Le Chaperon rouge de la rue Pigalle
à la Manufacture des Abbesses

Grisélidis Réal, la célèbre prostituée suisse, a fait inscrire sur sa tombe : « Écrivain – Peintre – Prostituée ». Cathy, le chaperon rouge de la rue Pigalle, fille de joie au manteau rouge de 21 à 79 ans est morte sans épitaphe, seule, totalement dépouillée, probablement victime d’agression. Nulle enquête ne fut ouverte suite à sa découverte un mois après son décès.

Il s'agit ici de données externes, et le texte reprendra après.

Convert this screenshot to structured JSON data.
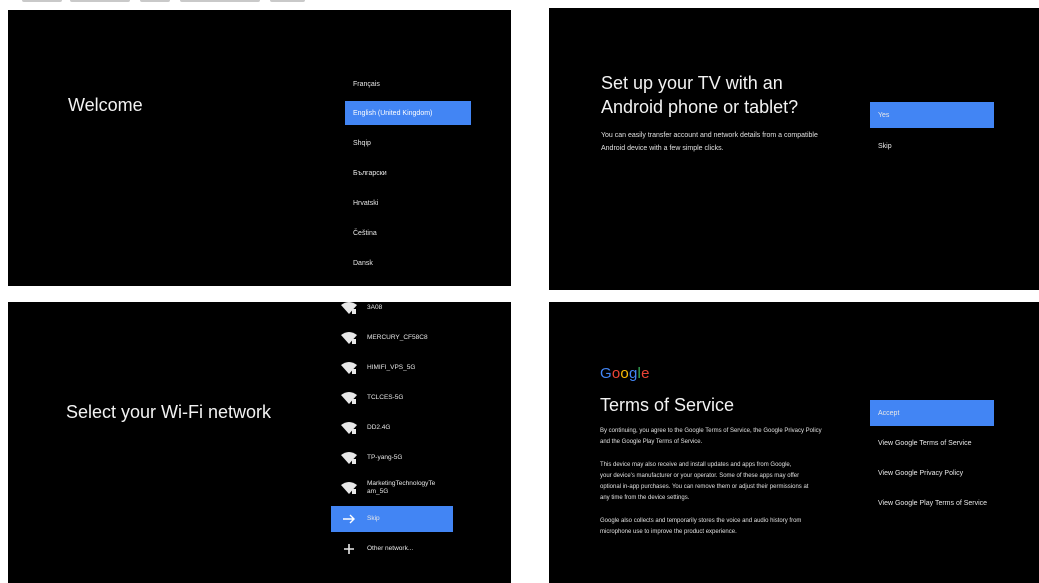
{
  "welcome": {
    "title": "Welcome",
    "languages": [
      {
        "label": "Français",
        "selected": false
      },
      {
        "label": "English (United Kingdom)",
        "selected": true
      },
      {
        "label": "Shqip",
        "selected": false
      },
      {
        "label": "Български",
        "selected": false
      },
      {
        "label": "Hrvatski",
        "selected": false
      },
      {
        "label": "Čeština",
        "selected": false
      },
      {
        "label": "Dansk",
        "selected": false
      }
    ]
  },
  "phone_setup": {
    "title_line1": "Set up your TV with an",
    "title_line2": "Android phone or tablet?",
    "description_line1": "You can easily transfer account and network details from a compatible",
    "description_line2": "Android device with a few simple clicks.",
    "options": [
      {
        "label": "Yes",
        "selected": true
      },
      {
        "label": "Skip",
        "selected": false
      }
    ]
  },
  "wifi": {
    "title": "Select your Wi-Fi network",
    "networks": [
      {
        "name": "3A08",
        "icon": "wifi-icon"
      },
      {
        "name": "MERCURY_CF58C8",
        "icon": "wifi-icon"
      },
      {
        "name": "HIMIFI_VPS_5G",
        "icon": "wifi-icon"
      },
      {
        "name": "TCLCES-5G",
        "icon": "wifi-icon"
      },
      {
        "name": "DD2.4G",
        "icon": "wifi-icon"
      },
      {
        "name": "TP-yang-5G",
        "icon": "wifi-icon"
      },
      {
        "name_line1": "MarketingTechnologyTe",
        "name_line2": "am_5G",
        "icon": "wifi-icon"
      }
    ],
    "skip_label": "Skip",
    "other_label": "Other network..."
  },
  "tos": {
    "logo_letters": [
      "G",
      "o",
      "o",
      "g",
      "l",
      "e"
    ],
    "logo_colors": [
      "#4285f4",
      "#ea4335",
      "#fbbc05",
      "#4285f4",
      "#34a853",
      "#ea4335"
    ],
    "title": "Terms of Service",
    "para1_line1": "By continuing, you agree to the Google Terms of Service, the Google Privacy Policy",
    "para1_line2": "and the Google Play Terms of Service.",
    "para2_line1": "This device may also receive and install updates and apps from Google,",
    "para2_line2": "your device's manufacturer or your operator. Some of these apps may offer",
    "para2_line3": "optional in-app purchases. You can remove them or adjust their permissions at",
    "para2_line4": "any time from the device settings.",
    "para3_line1": "Google also collects and temporarily stores the voice and audio history from",
    "para3_line2": "microphone use to improve the product experience.",
    "options": [
      {
        "label": "Accept",
        "selected": true
      },
      {
        "label": "View Google Terms of Service",
        "selected": false
      },
      {
        "label": "View Google Privacy Policy",
        "selected": false
      },
      {
        "label": "View Google Play Terms of Service",
        "selected": false
      }
    ]
  },
  "colors": {
    "accent": "#4285f4",
    "panel_bg": "#000000",
    "page_bg": "#ffffff"
  }
}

Florence Hebbelynck est comédienne. En 2002 elle habitait rue Pigalle à côté de chez Cathy. Touchée par cette femme, elle proposa d’enregistrer son témoignage. Quelque 16 ans plus tard, elle décide de mener une enquête journalistique et confronte des anciennes relations de Cathy aux enregistrements. Leur regard nourrit une fiction originale et un récit choral bouleversant sera adapté à la scène.

Le plateau est jonché de petits marchepieds en plastique comme les mille morceaux d’un puzzle, des bouts de vie à recoudre. Vont se succéder les témoins, un journaliste féru de cinéma qui évoque Belle de jour de Luis Buñuel, la nièce de Cathy rongée par la culpabilité, une bénévole catholique à la Le Quesnoy du film La vie n’est pas un long fleuve tranquille avec son époux Jean Patrick, et le propre fils de la comédienne. Loin des clichés, on les voit rechercher le mot juste, tenter d’approcher un être dont le public comprend vite qu’il échappe à toute vérité univoque. La lumière joue un grand rôle, elle entoure chacun d’un écrin d’écoute et d’intimité.

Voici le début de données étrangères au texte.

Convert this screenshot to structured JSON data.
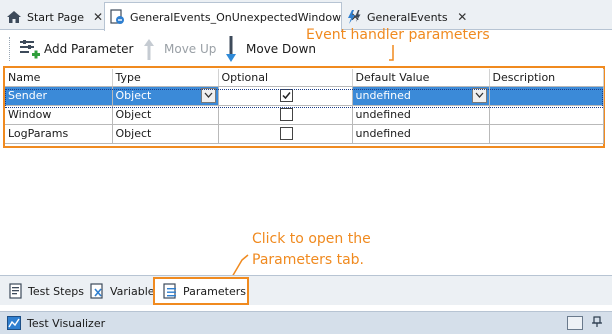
{
  "tabs": [
    {
      "label": "Start Page",
      "icon": "home-icon",
      "close": "✕"
    },
    {
      "label": "GeneralEvents_OnUnexpectedWindow",
      "icon": "event-handler-icon",
      "close": "✕"
    },
    {
      "label": "GeneralEvents",
      "icon": "events-icon",
      "close": "✕"
    }
  ],
  "toolbar": {
    "add_label": "Add Parameter",
    "up_label": "Move Up",
    "down_label": "Move Down"
  },
  "annotations": {
    "top": "Event handler parameters",
    "bottom_line1": "Click to open the",
    "bottom_line2": "Parameters tab."
  },
  "grid": {
    "columns": [
      "Name",
      "Type",
      "Optional",
      "Default Value",
      "Description"
    ],
    "rows": [
      {
        "name": "Sender",
        "type": "Object",
        "optional": true,
        "default": "undefined",
        "description": "",
        "selected": true
      },
      {
        "name": "Window",
        "type": "Object",
        "optional": false,
        "default": "undefined",
        "description": "",
        "selected": false
      },
      {
        "name": "LogParams",
        "type": "Object",
        "optional": false,
        "default": "undefined",
        "description": "",
        "selected": false
      }
    ],
    "check_glyph": "✓",
    "dropdown_glyph": "⌄"
  },
  "bottom_tabs": [
    {
      "label": "Test Steps",
      "icon": "test-steps-icon"
    },
    {
      "label": "Variables",
      "icon": "variables-icon"
    },
    {
      "label": "Parameters",
      "icon": "parameters-icon"
    }
  ],
  "status": {
    "label": "Test Visualizer"
  },
  "colors": {
    "accent": "#f08a1f",
    "selection": "#3b8ad8",
    "chrome": "#ecf0f4"
  }
}
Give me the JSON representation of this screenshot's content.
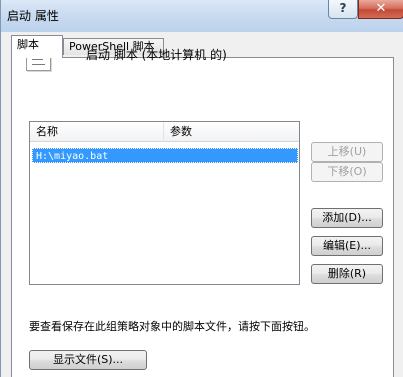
{
  "window": {
    "title": "启动 属性",
    "help_glyph": "?",
    "close_glyph": "✕"
  },
  "tabs": [
    {
      "label": "脚本",
      "active": true
    },
    {
      "label": "PowerShell 脚本",
      "active": false
    }
  ],
  "heading": "启动 脚本 (本地计算机 的)",
  "list": {
    "columns": [
      "名称",
      "参数"
    ],
    "rows": [
      {
        "name": "H:\\miyao.bat",
        "params": "",
        "selected": true
      }
    ]
  },
  "buttons": {
    "move_up": "上移(U)",
    "move_down": "下移(O)",
    "add": "添加(D)...",
    "edit": "编辑(E)...",
    "delete": "删除(R)",
    "show_files": "显示文件(S)..."
  },
  "info_text": "要查看保存在此组策略对象中的脚本文件，请按下面按钮。",
  "colors": {
    "selection": "#3399ff",
    "close_button": "#c24a35",
    "titlebar": "#c6d9ef"
  },
  "icons": {
    "file": "script-file-icon"
  }
}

Florence Hebbelynck incarne Cathy face public et, à l’aide d’une perche télescopique pourvue d’un micro, elle enchaîne les interviews dans son propre rôle. Nicolas Luçon l’accompagne. Leur interprétation force le respect par sa justesse et sa simplicité. Cathy affirme son indépendance, elle croit se servir des hommes pour ne dépendre de personne. Violée par son tuteur, abandonnée par sa mère, elle affirme s’être sortie de la misère avec la tendresse et l’argent de ses « habitués ».

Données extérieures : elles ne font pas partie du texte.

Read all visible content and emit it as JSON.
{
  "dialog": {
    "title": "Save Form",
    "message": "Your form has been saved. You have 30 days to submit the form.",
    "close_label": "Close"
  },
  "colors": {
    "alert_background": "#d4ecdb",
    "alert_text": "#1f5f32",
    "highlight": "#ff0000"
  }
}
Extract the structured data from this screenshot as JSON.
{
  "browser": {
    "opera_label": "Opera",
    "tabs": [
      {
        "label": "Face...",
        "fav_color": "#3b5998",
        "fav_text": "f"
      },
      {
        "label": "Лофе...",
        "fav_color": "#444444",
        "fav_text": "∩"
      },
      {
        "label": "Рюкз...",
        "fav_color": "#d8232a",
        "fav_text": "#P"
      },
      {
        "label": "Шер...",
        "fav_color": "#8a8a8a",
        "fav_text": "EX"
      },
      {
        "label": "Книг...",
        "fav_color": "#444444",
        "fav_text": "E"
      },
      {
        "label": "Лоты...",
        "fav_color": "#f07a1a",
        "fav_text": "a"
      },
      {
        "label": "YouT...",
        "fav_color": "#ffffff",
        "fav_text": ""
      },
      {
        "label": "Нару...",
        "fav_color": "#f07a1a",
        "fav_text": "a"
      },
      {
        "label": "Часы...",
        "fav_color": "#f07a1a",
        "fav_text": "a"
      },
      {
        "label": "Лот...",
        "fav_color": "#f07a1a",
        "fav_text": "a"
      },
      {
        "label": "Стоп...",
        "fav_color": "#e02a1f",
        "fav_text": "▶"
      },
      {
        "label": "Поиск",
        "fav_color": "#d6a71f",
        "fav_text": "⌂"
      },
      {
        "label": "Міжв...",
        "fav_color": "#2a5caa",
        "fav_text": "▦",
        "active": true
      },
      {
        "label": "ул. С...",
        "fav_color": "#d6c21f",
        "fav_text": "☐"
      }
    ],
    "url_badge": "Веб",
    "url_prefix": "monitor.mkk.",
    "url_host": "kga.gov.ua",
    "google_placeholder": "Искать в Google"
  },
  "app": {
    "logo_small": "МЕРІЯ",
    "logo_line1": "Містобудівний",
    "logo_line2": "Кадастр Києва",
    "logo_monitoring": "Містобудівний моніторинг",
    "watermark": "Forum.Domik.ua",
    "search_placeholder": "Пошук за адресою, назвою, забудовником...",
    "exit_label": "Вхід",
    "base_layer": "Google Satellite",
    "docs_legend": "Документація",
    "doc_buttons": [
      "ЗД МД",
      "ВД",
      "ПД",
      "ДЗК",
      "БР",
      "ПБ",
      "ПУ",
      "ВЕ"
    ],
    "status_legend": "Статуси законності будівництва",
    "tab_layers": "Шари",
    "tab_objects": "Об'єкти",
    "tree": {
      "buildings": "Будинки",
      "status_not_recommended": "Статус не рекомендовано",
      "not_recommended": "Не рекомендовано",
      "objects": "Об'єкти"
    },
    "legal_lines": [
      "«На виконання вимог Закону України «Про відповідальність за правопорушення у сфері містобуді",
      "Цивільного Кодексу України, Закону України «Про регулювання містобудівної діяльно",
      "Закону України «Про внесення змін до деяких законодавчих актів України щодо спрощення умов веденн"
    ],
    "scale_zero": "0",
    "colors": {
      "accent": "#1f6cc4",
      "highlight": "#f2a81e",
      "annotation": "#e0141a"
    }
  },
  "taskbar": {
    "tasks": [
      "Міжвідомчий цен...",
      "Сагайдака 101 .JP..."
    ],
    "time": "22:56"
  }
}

Cette femme nous dérange, nous irrite, nous intrigue, nous émeut et finalement nous questionne au-delà de la prostitution elle-même. Cathy se livre volontiers et se raconte différemment en fonction de l’interlocuteur. La fiction rend la vie supportable, elle permet de se libérer des fantômes, des regrets, des douleurs. En même temps, que faisons-nous de nos mensonges, des justifications qu’on se raconte pour tenir. Qui était vraiment cette femme derrière les personnages qu’elle donne à voir ?
De quoi Florence Hebbelynck est-elle dépositaire ? quelle transmission de Cathy à Florence ? Pourquoi cette histoire vraie est-elle devenue fiction ? Ceci est une autre histoire dont elle seule a la réponse.
Quelque part une femme a disparu, aussi nue à sa mort qu’à sa naissance, ignorée et invisible, « une fille du port, une ombre de la rue » disait Edith Piaf. Il ne faut pas faire parler les morts mais le théâtre nous y autorise, la silhouette au manteau rouge n’aurait peut-être pas renié ces vers de sa consœur suisse dans Mort d’une putain :

« Enterrez-moi nue,
Comme je suis venue,
Enterrez-moi droite
Sans argent, sans vêtements
Pour te rejoindre enfin ma mère
Et retrouver dans ton sourire
L’innocence qui m’a manqué. »

Allez-y !

Sylvie Boursier

Photo © Estelle Rullier

Le Chaperon rouge de la rue Pigalle, adaptation de Florence Hebbelynck, mise en scène de Stéphane Arcas

Jusqu’au 01 novembre 2022 à la Manufacture des Abbesses, 7 rue Véron 75018 Paris, les dimanches à 20h, lundis et mardis à 21h.